President Barack Obama on Monday promised that health care reform will be enacted in 2008 and called for a major overhaul of the system that he said
“we can, must, and will achieve by the end of this year.”
In a speech at the White House alongside insurance company executives who had once opposed government intervention in health care, the president laid out his guiding principles for health care reform.
President Obama articulated three core principles for reform.
“First, the rising cost of health care must be brought down; second, Americans must have the freedom to keep whatever doctor and health care plan they have, or to choose a new doctor or health care plan if they want it; and third, all Americans must have quality, affordable health care,”
he said.
The remarks came on a day when the president met with representatives from hospitals, the insurance industry, medical device and pharmaceutical companies, labor and physicians.
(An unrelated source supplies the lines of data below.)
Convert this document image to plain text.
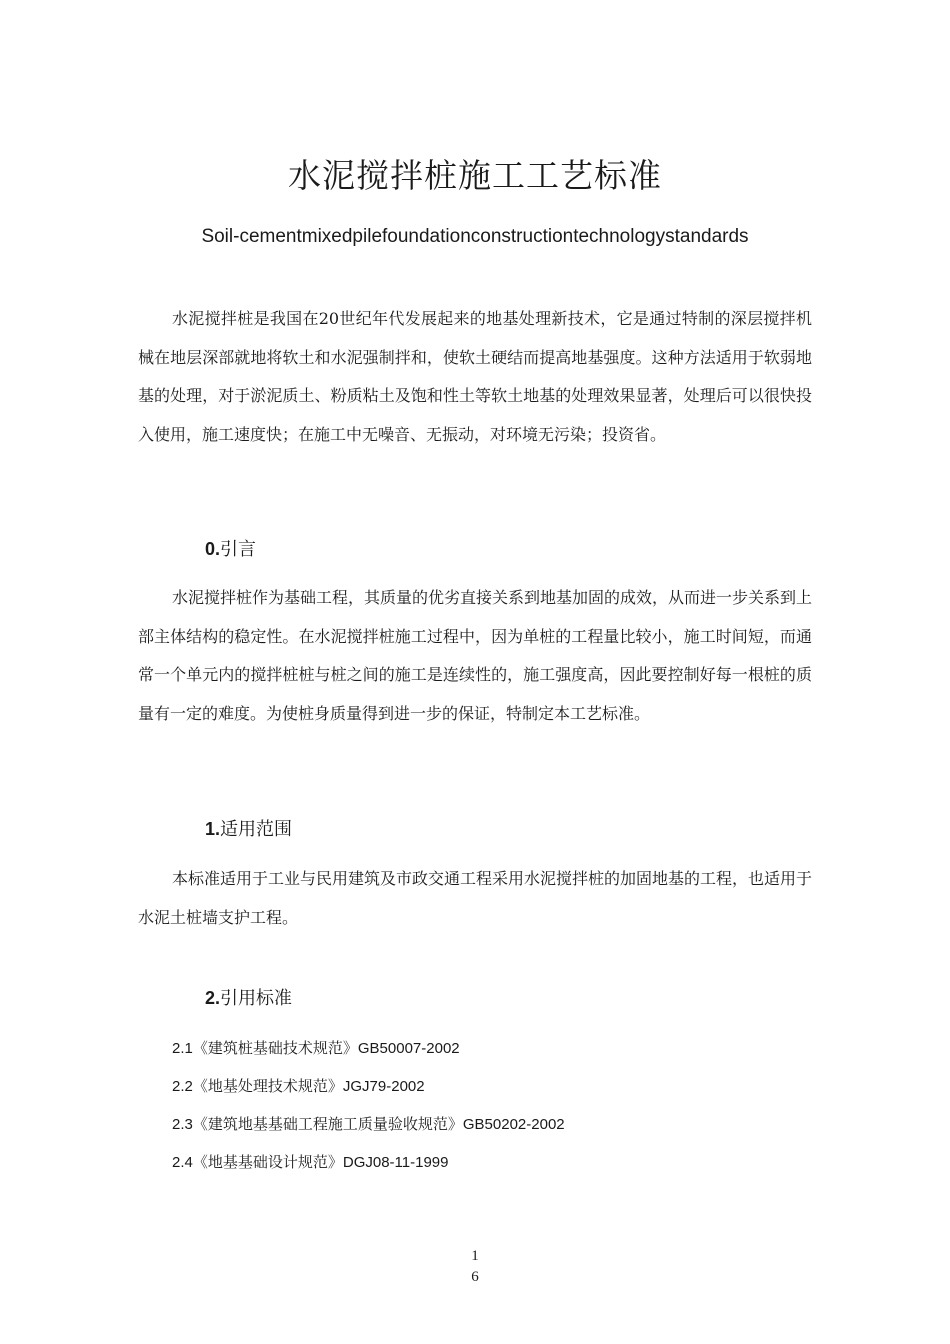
水泥搅拌桩施工工艺标准
Soil-cementmixedpilefoundationconstructiontechnologystandards

水泥搅拌桩是我国在20世纪年代发展起来的地基处理新技术，它是通过特制的深层搅拌机械在地层深部就地将软土和水泥强制拌和，使软土硬结而提高地基强度。这种方法适用于软弱地基的处理，对于淤泥质土、粉质粘土及饱和性土等软土地基的处理效果显著，处理后可以很快投入使用，施工速度快；在施工中无噪音、无振动，对环境无污染；投资省。

0.引言

水泥搅拌桩作为基础工程，其质量的优劣直接关系到地基加固的成效，从而进一步关系到上部主体结构的稳定性。在水泥搅拌桩施工过程中，因为单桩的工程量比较小，施工时间短，而通常一个单元内的搅拌桩桩与桩之间的施工是连续性的，施工强度高，因此要控制好每一根桩的质量有一定的难度。为使桩身质量得到进一步的保证，特制定本工艺标准。

1.适用范围

本标准适用于工业与民用建筑及市政交通工程采用水泥搅拌桩的加固地基的工程，也适用于水泥土桩墙支护工程。

2.引用标准

2.1《建筑桩基础技术规范》GB50007-2002

2.2《地基处理技术规范》JGJ79-2002

2.3《建筑地基基础工程施工质量验收规范》GB50202-2002

2.4《地基基础设计规范》DGJ08-11-1999

1
6
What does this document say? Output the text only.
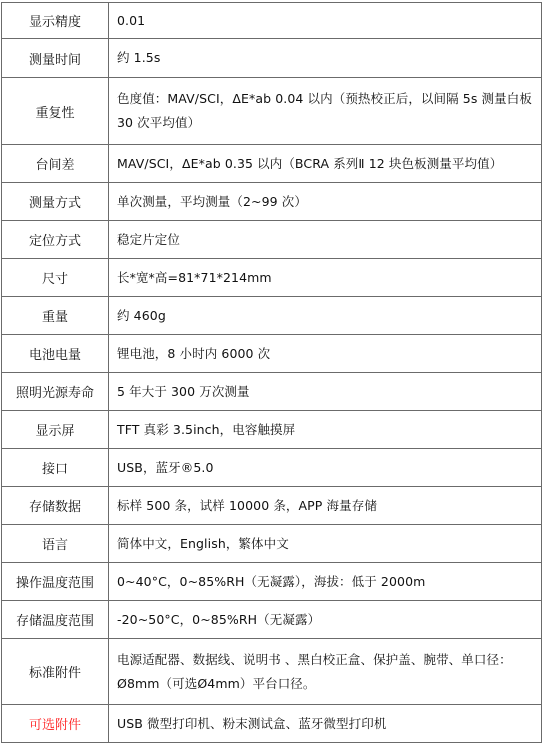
显示精度	0.01
测量时间	约 1.5s
重复性	色度值：MAV/SCI，ΔE*ab 0.04 以内（预热校正后，以间隔 5s 测量白板 30 次平均值）
台间差	MAV/SCI，ΔE*ab 0.35 以内（BCRA 系列Ⅱ 12 块色板测量平均值）
测量方式	单次测量，平均测量（2~99 次）
定位方式	稳定片定位
尺寸	长*宽*高=81*71*214mm
重量	约 460g
电池电量	锂电池，8 小时内 6000 次
照明光源寿命	5 年大于 300 万次测量
显示屏	TFT 真彩 3.5inch，电容触摸屏
接口	USB，蓝牙®5.0
存储数据	标样 500 条，试样 10000 条，APP 海量存储
语言	简体中文，English，繁体中文
操作温度范围	0~40°C，0~85%RH（无凝露），海拔：低于 2000m
存储温度范围	-20~50°C，0~85%RH（无凝露）
标准附件	电源适配器、数据线、说明书 、黑白校正盒、保护盖、腕带、单口径：Ø8mm（可选Ø4mm）平台口径。
可选附件	USB 微型打印机、粉末测试盒、蓝牙微型打印机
The group agreed to reduce the annual health care spending growth rate by 1.5 percentage points for the next 10 years, a change that the administration believes could result in savings of roughly $2,500 for American families.
“And that’s what makes today’s meeting so remarkable,”
the president said.
“Because it’s a meeting that might not have been held just a few years ago. The groups who are here today represent different constituencies with different sets of interests. They’ve not always seen eye to eye with each other or with our government on what needs to be done to reform health care in this country. In fact, some of these groups were among the strongest critics of past plans for comprehensive reform.”
The White House called the meeting “one of the most promising signs for health reform to date, and not only because the topic was saving more than $2 trillion on health care costs.”
President Obama finished his remarks Monday afternoon with a personal story about his own mother, whose health care challenge he discussed during the campaign but has rarely mentioned since he was elected.
“Ultimately, the debate about reducing costs – and the larger debate about health care reform itself – is not just about numbers,”
Obama said.
“It’s about our own lives and the lives of our loved ones.”
The president said he understood the struggles facing Americans on health care because of the “pain” that he saw his mother go through in her dying days.
“As I’ve mentioned before during the course of the campaign, my mother passed away from ovarian cancer a little over a decade ago. And in the last weeks of her life, when she was coming to grips with her own mortality and showing extraordinary courage just to get through each day, she was spending too much time worrying about whether her health insurance would cover her bills.”